Fichter also updated the script to include a storyline about sexual abuse after The Boston Globe exposed the Catholic abuse crisis in 2002.

“We know that statistically, it’s not a majority of priests. It’s not even a large percentage of them, but it’s enough that it shakes people’s faith, faith in the institution as well as faith in God,” Wickham said about the film’s approach to sexual abuse. “We wanted to represent that that’s a part of this whole journey for people who are part of the church.”

Fichter said it was important to reflect the experience of abuse victims who feel God has abandoned them or who blame themselves. In the film, Heck tells Mike Martinez, who is abused while at seminary: “You didn’t cause anything. He abused his power and betrayed your trust.”  

Fichter added that the film’s inclusion of these human challenges mirrors the changes happening in Catholic seminaries writ large.

“There’s a lot more discussion about those types of topics now, where previous generations of priests, my generation, no one talked about it. You just didn’t talk about sexuality,” said Fichter, who was ordained in 2000 and earned degrees from the Pontifical Athenaeum Regina Apostolorum in Rome, Fordham University and Rutgers University. “But thank God, I think we’re much more open now.”

While reductive narratives depict priests as perfect heroes or evil villains, said writer and producer Father Stephen Fichter, the truth is more complicated.

Plante, who has conducted psychological screenings for about 1,000 seminary candidates over the last three decades, agreed that the Catholic Church has been more mindful of the “whole humanity” of candidates in recent years.

“In the old days, if there were any issues about sexuality or sexual expression, they were told to take a cold shower and pray about it,” said Plante. “Our culture and understanding of human behavior has evolved quite a bit over the past number of decades, not only as it relates to seminarians in the church, but just in general.”

While McDannell applauded the film’s confrontation of unsavory topics, she also felt it could have more thoughtfully portrayed the racial and ethnic backgrounds of its characters.

“There’s a kind of colorblind liberalism, that we all come together and we’re all one and we’re not marked by race or class,” said McDannell.

She also questioned the decision to portray the white seminarian, Joe Finnerty, as the one to successfully embrace the priesthood, given that today, most upcoming Catholic priests are nonwhite immigrants. And she felt that the film’s conflicts were resolved too quickly, and too completely.

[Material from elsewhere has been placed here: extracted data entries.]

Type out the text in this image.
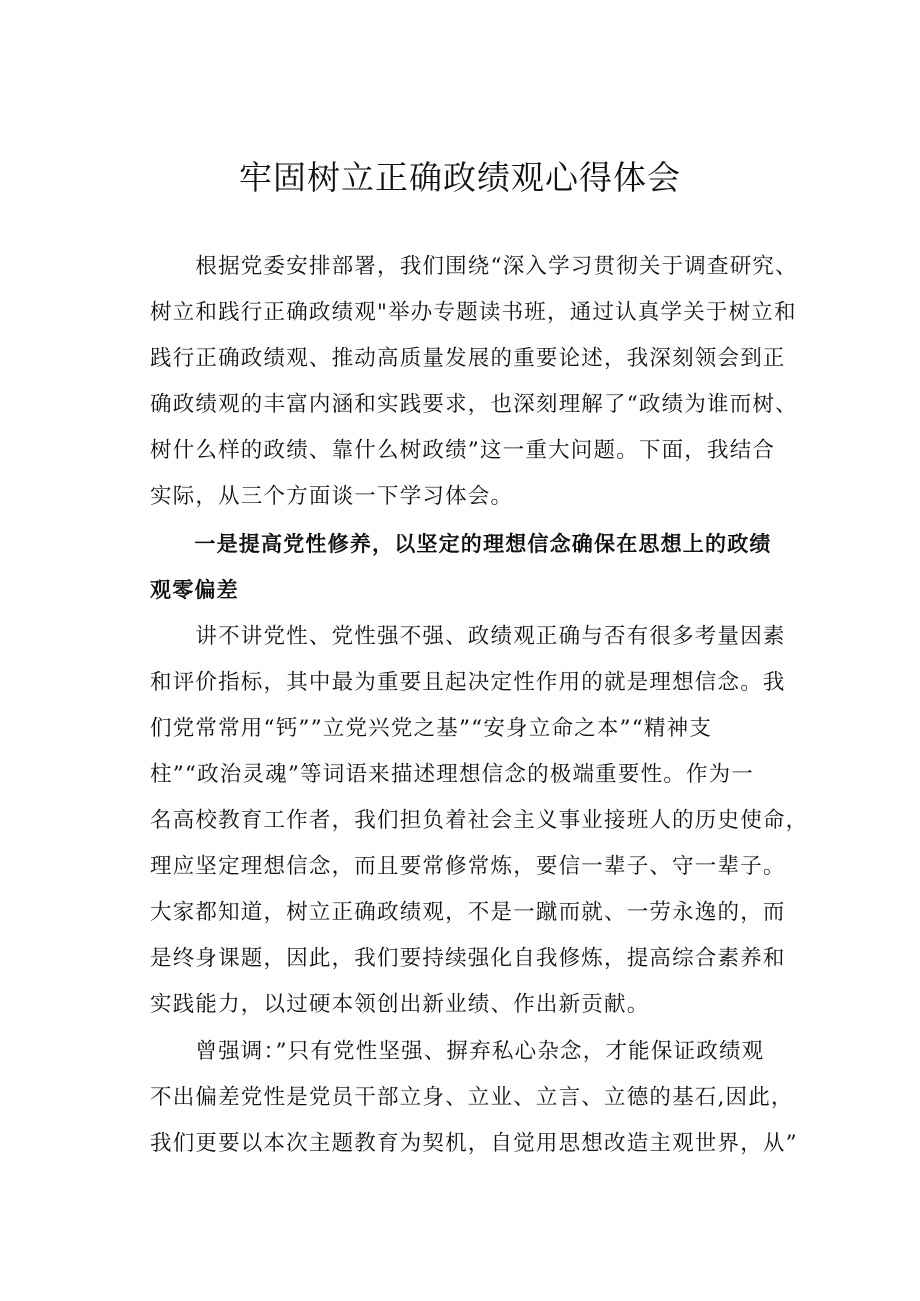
牢固树立正确政绩观心得体会
　　根据党委安排部署，我们围绕“深入学习贯彻关于调查研究、
树立和践行正确政绩观"举办专题读书班，通过认真学关于树立和
践行正确政绩观、推动高质量发展的重要论述，我深刻领会到正
确政绩观的丰富内涵和实践要求，也深刻理解了“政绩为谁而树、
树什么样的政绩、靠什么树政绩”这一重大问题。下面，我结合
实际，从三个方面谈一下学习体会。
　　一是提高党性修养，以坚定的理想信念确保在思想上的政绩
观零偏差
　　讲不讲党性、党性强不强、政绩观正确与否有很多考量因素
和评价指标，其中最为重要且起决定性作用的就是理想信念。我
们党常常用“钙””立党兴党之基”“安身立命之本”“精神支
柱”“政治灵魂”等词语来描述理想信念的极端重要性。作为一
名高校教育工作者，我们担负着社会主义事业接班人的历史使命，
理应坚定理想信念，而且要常修常炼，要信一辈子、守一辈子。
大家都知道，树立正确政绩观，不是一蹴而就、一劳永逸的，而
是终身课题，因此，我们要持续强化自我修炼，提高综合素养和
实践能力，以过硬本领创出新业绩、作出新贡献。
　　曾强调：”只有党性坚强、摒弃私心杂念，才能保证政绩观
不出偏差党性是党员干部立身、立业、立言、立德的基石,因此，
我们更要以本次主题教育为契机，自觉用思想改造主观世界，从”
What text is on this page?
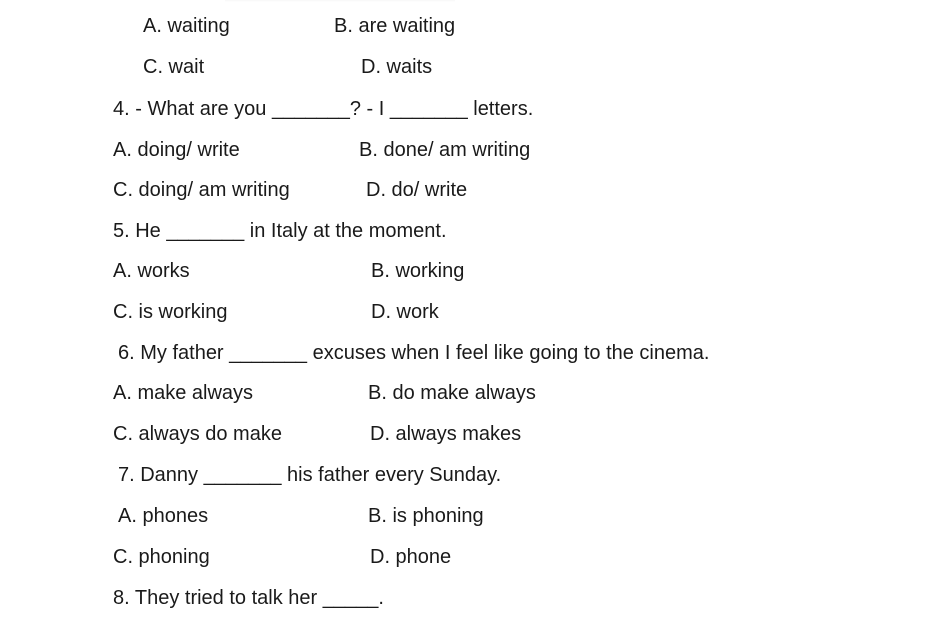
A. waiting	B. are waiting
C. wait	D. waits
4. - What are you _______? - I _______ letters.
A. doing/ write	B. done/ am writing
C. doing/ am writing	D. do/ write
5. He _______ in Italy at the moment.
A. works	B. working
C. is working	D. work
6. My father _______ excuses when I feel like going to the cinema.
A. make always	B. do make always
C. always do make	D. always makes
7. Danny _______ his father every Sunday.
A. phones	B. is phoning
C. phoning	D. phone
8. They tried to talk her _____.
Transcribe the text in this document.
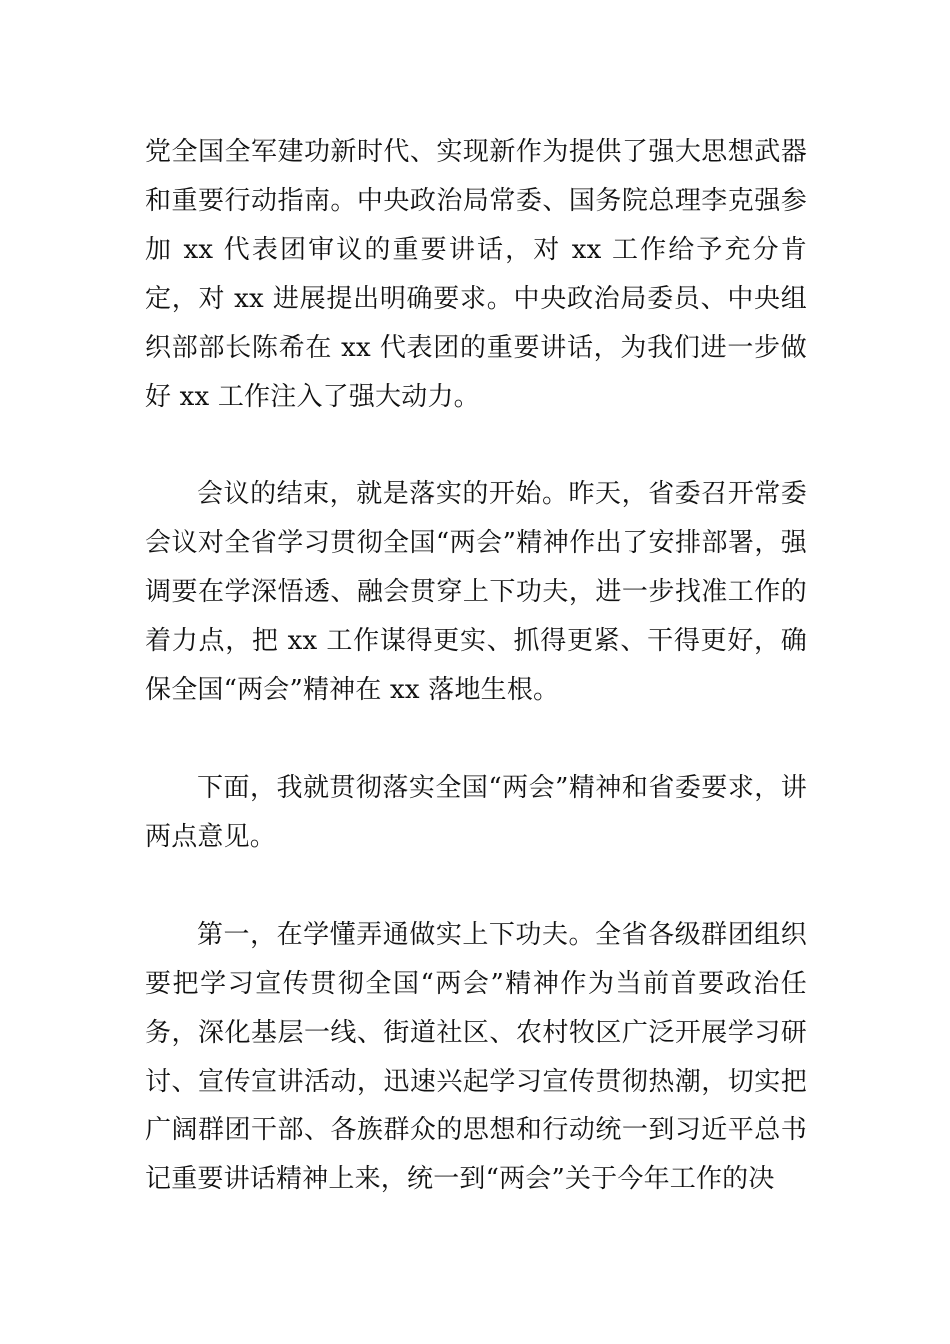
党全国全军建功新时代、实现新作为提供了强大思想武器和重要行动指南。中央政治局常委、国务院总理李克强参加 xx 代表团审议的重要讲话，对 xx 工作给予充分肯定，对 xx 进展提出明确要求。中央政治局委员、中央组织部部长陈希在 xx 代表团的重要讲话，为我们进一步做好 xx 工作注入了强大动力。

会议的结束，就是落实的开始。昨天，省委召开常委会议对全省学习贯彻全国“两会”精神作出了安排部署，强调要在学深悟透、融会贯穿上下功夫，进一步找准工作的着力点，把 xx 工作谋得更实、抓得更紧、干得更好，确保全国“两会”精神在 xx 落地生根。

下面，我就贯彻落实全国“两会”精神和省委要求，讲两点意见。

第一，在学懂弄通做实上下功夫。全省各级群团组织要把学习宣传贯彻全国“两会”精神作为当前首要政治任务，深化基层一线、街道社区、农村牧区广泛开展学习研讨、宣传宣讲活动，迅速兴起学习宣传贯彻热潮，切实把广阔群团干部、各族群众的思想和行动统一到习近平总书记重要讲话精神上来，统一到“两会”关于今年工作的决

“You always have to have the resurrection,” she said, referencing the film’s final scene, where the members of the “trinity” — Kim, Finnerty and Martinez — are happily gathered around a table with Monsignor Heck, who presides over the meal in a Lord’s Supper-like fashion.

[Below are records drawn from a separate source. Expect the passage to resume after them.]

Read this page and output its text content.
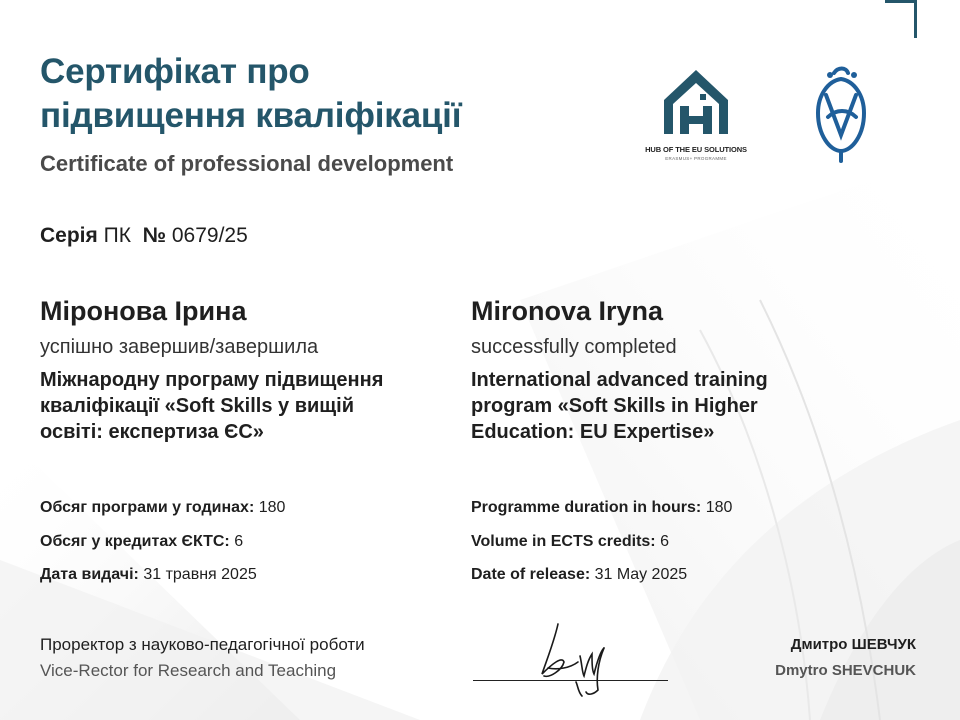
Сертифікат про
підвищення кваліфікації
Certificate of professional development
HUB OF THE EU SOLUTIONS
ERASMUS+ PROGRAMME
Серія ПК № 0679/25
Міронова Ірина
успішно завершив/завершила
Міжнародну програму підвищення кваліфікації «Soft Skills у вищій освіті: експертиза ЄС»
Mironova Iryna
successfully completed
International advanced training program «Soft Skills in Higher Education: EU Expertise»
Обсяг програми у годинах: 180
Обсяг у кредитах ЄКТС: 6
Дата видачі: 31 травня 2025
Programme duration in hours: 180
Volume in ECTS credits: 6
Date of release: 31 May 2025
Проректор з науково-педагогічної роботи
Vice-Rector for Research and Teaching
Дмитро ШЕВЧУК
Dmytro SHEVCHUK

But for Fichter, the “resurrection” experienced by the characters is crucial.

“I’m hoping that people will walk away with that deeper life lesson that Jesus gives us through the gospel, of being the way, the truth and the life,” he said.

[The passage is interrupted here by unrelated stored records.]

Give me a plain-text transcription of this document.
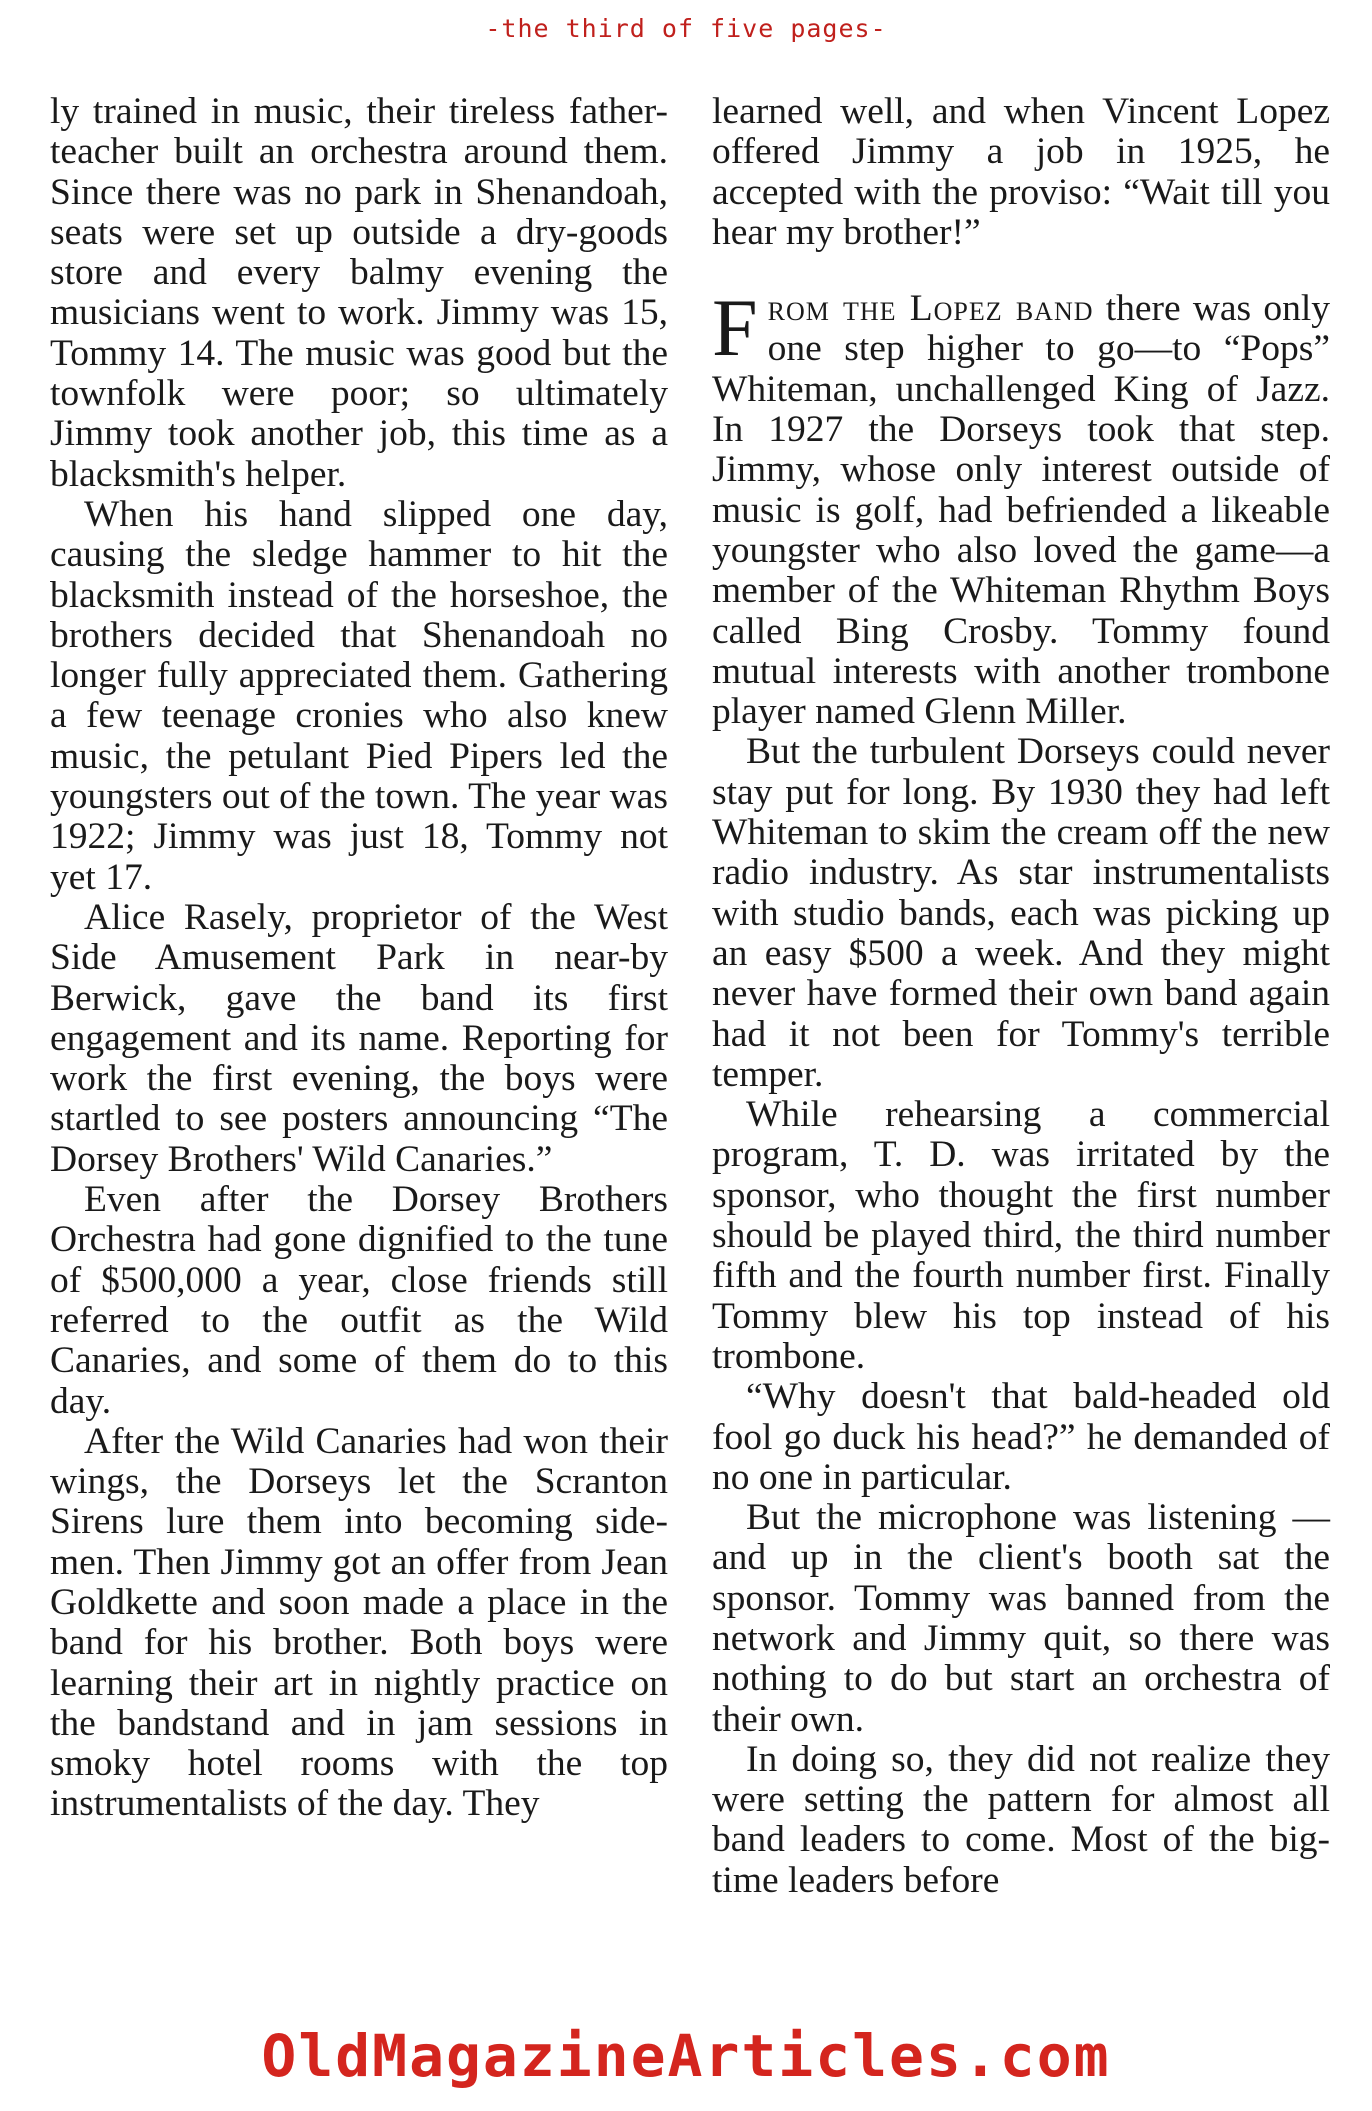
-the third of five pages-

ly trained in music, their tireless father-teacher built an orchestra around them. Since there was no park in Shenandoah, seats were set up outside a dry-goods store and every balmy evening the musicians went to work. Jimmy was 15, Tommy 14. The music was good but the townfolk were poor; so ultimately Jimmy took another job, this time as a blacksmith's helper.

When his hand slipped one day, causing the sledge hammer to hit the blacksmith instead of the horseshoe, the brothers decided that Shenandoah no longer fully appreciated them. Gathering a few teenage cronies who also knew music, the petulant Pied Pipers led the youngsters out of the town. The year was 1922; Jimmy was just 18, Tommy not yet 17.

Alice Rasely, proprietor of the West Side Amusement Park in near-by Berwick, gave the band its first engagement and its name. Reporting for work the first evening, the boys were startled to see posters announcing “The Dorsey Brothers' Wild Canaries.”

Even after the Dorsey Brothers Orchestra had gone dignified to the tune of $500,000 a year, close friends still referred to the outfit as the Wild Canaries, and some of them do to this day.

After the Wild Canaries had won their wings, the Dorseys let the Scranton Sirens lure them into becoming side-men. Then Jimmy got an offer from Jean Goldkette and soon made a place in the band for his brother. Both boys were learning their art in nightly practice on the bandstand and in jam sessions in smoky hotel rooms with the top instrumentalists of the day. They

learned well, and when Vincent Lopez offered Jimmy a job in 1925, he accepted with the proviso: “Wait till you hear my brother!”

From the Lopez band there was only one step higher to go—to “Pops” Whiteman, unchallenged King of Jazz. In 1927 the Dorseys took that step. Jimmy, whose only interest outside of music is golf, had befriended a likeable youngster who also loved the game—a member of the Whiteman Rhythm Boys called Bing Crosby. Tommy found mutual interests with another trombone player named Glenn Miller.

But the turbulent Dorseys could never stay put for long. By 1930 they had left Whiteman to skim the cream off the new radio industry. As star instrumentalists with studio bands, each was picking up an easy $500 a week. And they might never have formed their own band again had it not been for Tommy's terrible temper.

While rehearsing a commercial program, T. D. was irritated by the sponsor, who thought the first number should be played third, the third number fifth and the fourth number first. Finally Tommy blew his top instead of his trombone.

“Why doesn't that bald-headed old fool go duck his head?” he demanded of no one in particular.

But the microphone was listening —and up in the client's booth sat the sponsor. Tommy was banned from the network and Jimmy quit, so there was nothing to do but start an orchestra of their own.

In doing so, they did not realize they were setting the pattern for almost all band leaders to come. Most of the big-time leaders before

OldMagazineArticles.com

In some ways, the film’s resurrection arc also follows the trajectory of Fichter’s own life. Called to the priesthood in 1986, Fichter has experienced bouts of loneliness as peers traded their priestly vows for marriage covenants. And in the wake of the Catholic abuse crisis, he considered walking away altogether. But the “deep satisfaction” of sharing God’s healing presence makes every sacrifice worthwhile, he said. And for him, “Trinity’s Triumph” is an extension of that calling.